Article III states that President Bush has failed to “ensure the laws are faithfully executed” and that he has “violated the letter and spirit of laws and rules of criminal procedure used by civilian and military courts, and has violated or ignored regulatory codes and practices that carry out the law.”

Specifically, McKinney cites illegal domestic spying as a result of failing to obtain warrants thereby subverting congress and the judiciary in the process: “… by circumventing the Foreign Intelligence Surveillance Act courts established by Congress, whose express purpose is to check such abuses of executive power, provoking the presiding judge of the Foreign Intelligence Surveillance Court to file a complaint and another judge to resign in protest, the said program having been subsequently ruled illegal; he has also concealed the existence of this unlawful program of spying on American citizens from the people and all but a few of their representatives in Congress, even resorting to outright public deceit.”

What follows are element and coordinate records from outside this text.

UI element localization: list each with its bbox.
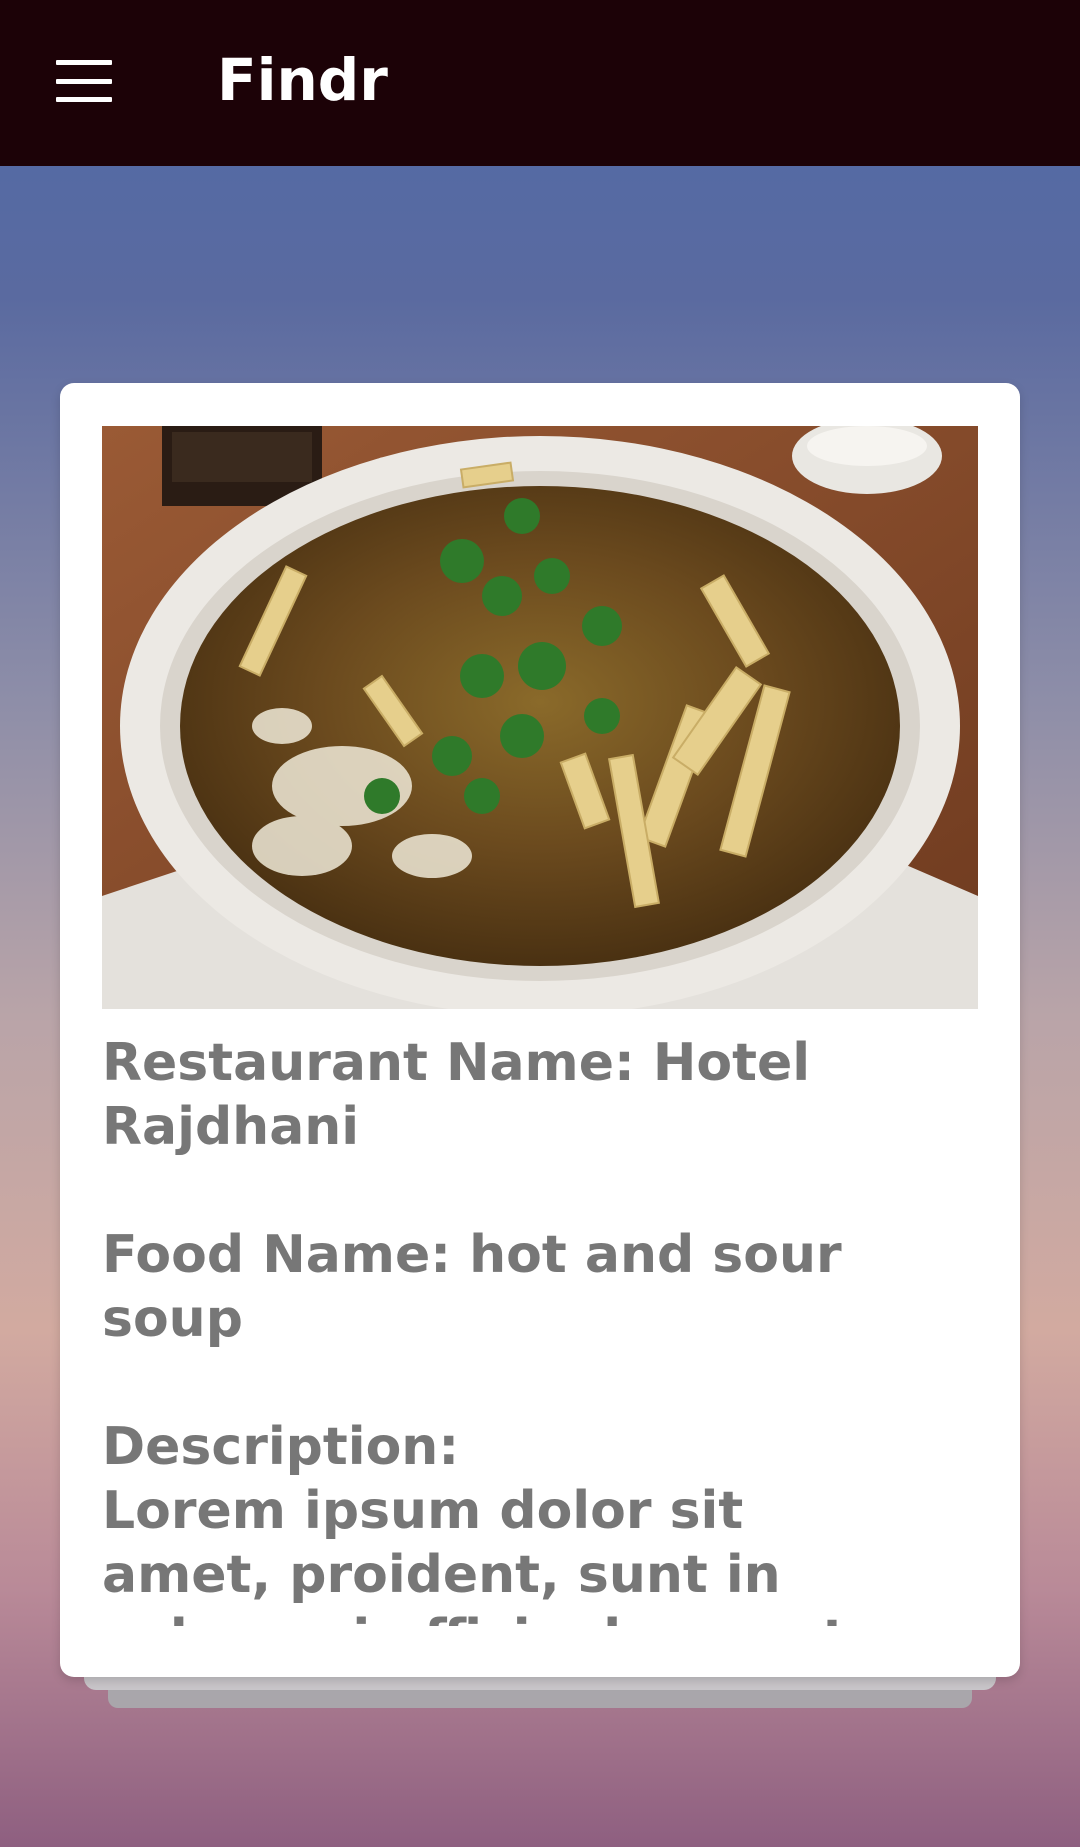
food-details: Restaurant Name: Hotel Rajdhani Food Nam…: [102, 1031, 982, 1626]
hamburger-menu-icon[interactable]: [56, 60, 112, 102]
food-name: Food Name: hot and sour soup: [102, 1225, 842, 1349]
restaurant-name: Restaurant Name: Hotel Rajdhani: [102, 1033, 811, 1157]
description-text: Lorem ipsum dolor sit amet, proident, su…: [102, 1481, 847, 1626]
food-photo: [102, 426, 978, 1009]
app-bar: Findr: [0, 0, 1080, 166]
soup-bowl-illustration: [102, 426, 978, 1009]
app-title: Findr: [217, 46, 388, 114]
food-card[interactable]: Restaurant Name: Hotel Rajdhani Food Nam…: [60, 383, 1020, 1677]
description-label: Description:: [102, 1417, 460, 1477]
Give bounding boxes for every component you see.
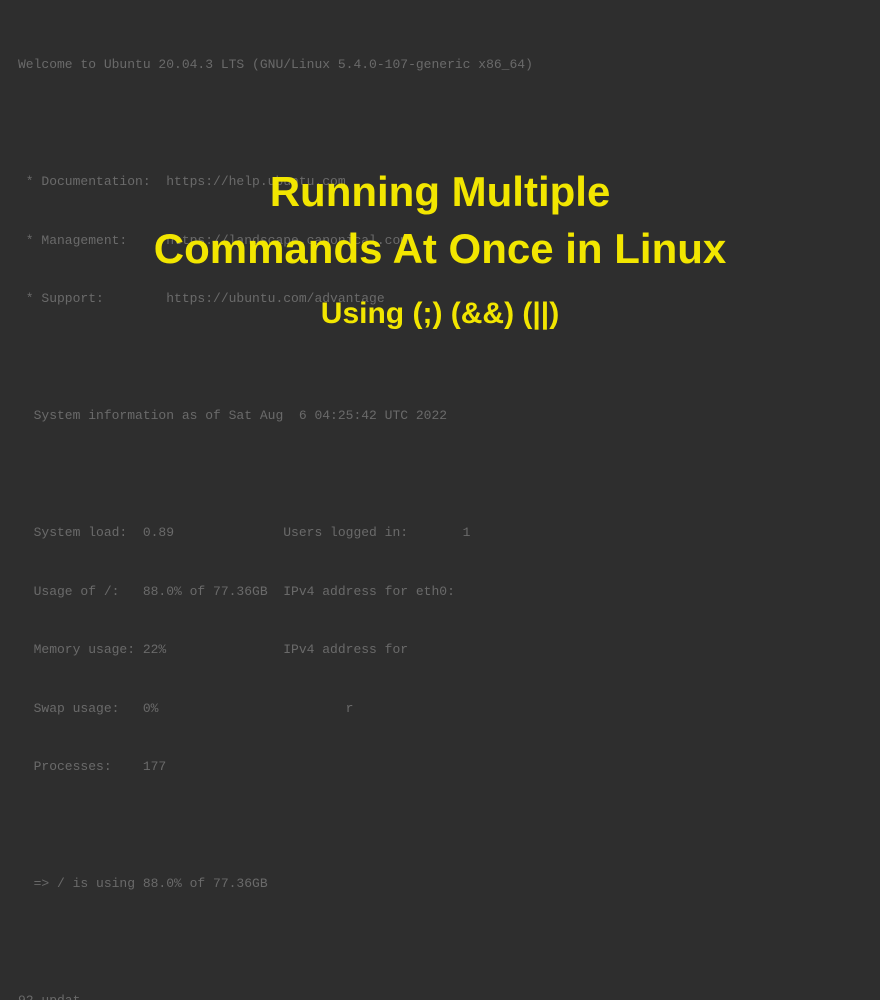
terminal-line: [18, 933, 862, 953]
terminal-line: Usage of /: 88.0% of 77.36GB IPv4 addres…: [18, 582, 862, 602]
terminal-line: [18, 348, 862, 368]
terminal-line: Swap usage: 0% r: [18, 699, 862, 719]
terminal-line: Memory usage: 22% IPv4 address for: [18, 640, 862, 660]
terminal-line: => / is using 88.0% of 77.36GB: [18, 874, 862, 894]
terminal-line: [18, 816, 862, 836]
terminal-output: Welcome to Ubuntu 20.04.3 LTS (GNU/Linux…: [0, 0, 880, 1000]
terminal-line: System information as of Sat Aug 6 04:25…: [18, 406, 862, 426]
terminal-line: * Support: https://ubuntu.com/advantage: [18, 289, 862, 309]
terminal-line: 92 updat: [18, 991, 862, 1000]
terminal-line: Processes: 177: [18, 757, 862, 777]
terminal-line: [18, 114, 862, 134]
terminal-line: [18, 465, 862, 485]
terminal-line: * Documentation: https://help.ubuntu.com: [18, 172, 862, 192]
terminal-line: System load: 0.89 Users logged in: 1: [18, 523, 862, 543]
terminal-line: * Management: https://landscape.canonica…: [18, 231, 862, 251]
terminal-line: Welcome to Ubuntu 20.04.3 LTS (GNU/Linux…: [18, 55, 862, 75]
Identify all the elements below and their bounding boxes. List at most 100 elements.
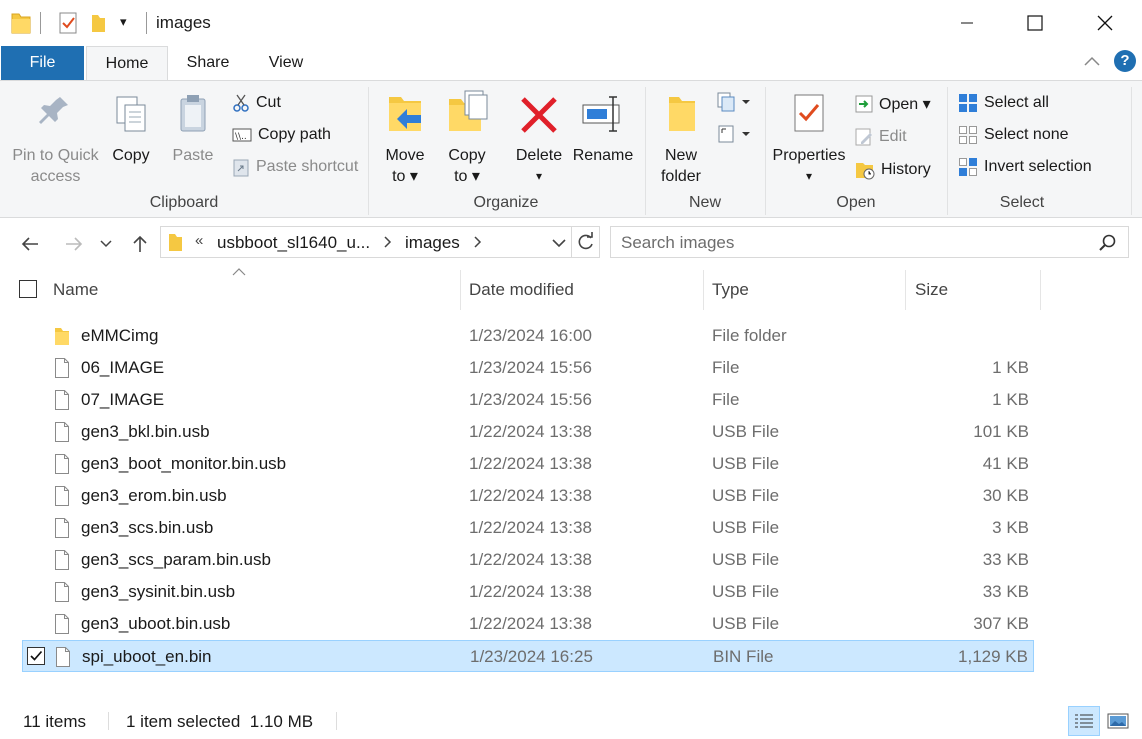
file-icon xyxy=(54,357,70,384)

While the staff was editing the document, one advisor told me, “As we sat down and worked on this, a pattern became very clear … a pattern to specifically undermine the constitution and establish a unitary presidency.”
“What do you think they are going to do to me this time?” she asks her staff. Everyone uncomfortably shifts in their seats and after no answer comes McKinney explains, “We have to do this because this is simply the right thing to do. The American people do want to hold this man and his office accountable for the crimes they have committed and if no member of Congress is willing to do it, then I will.”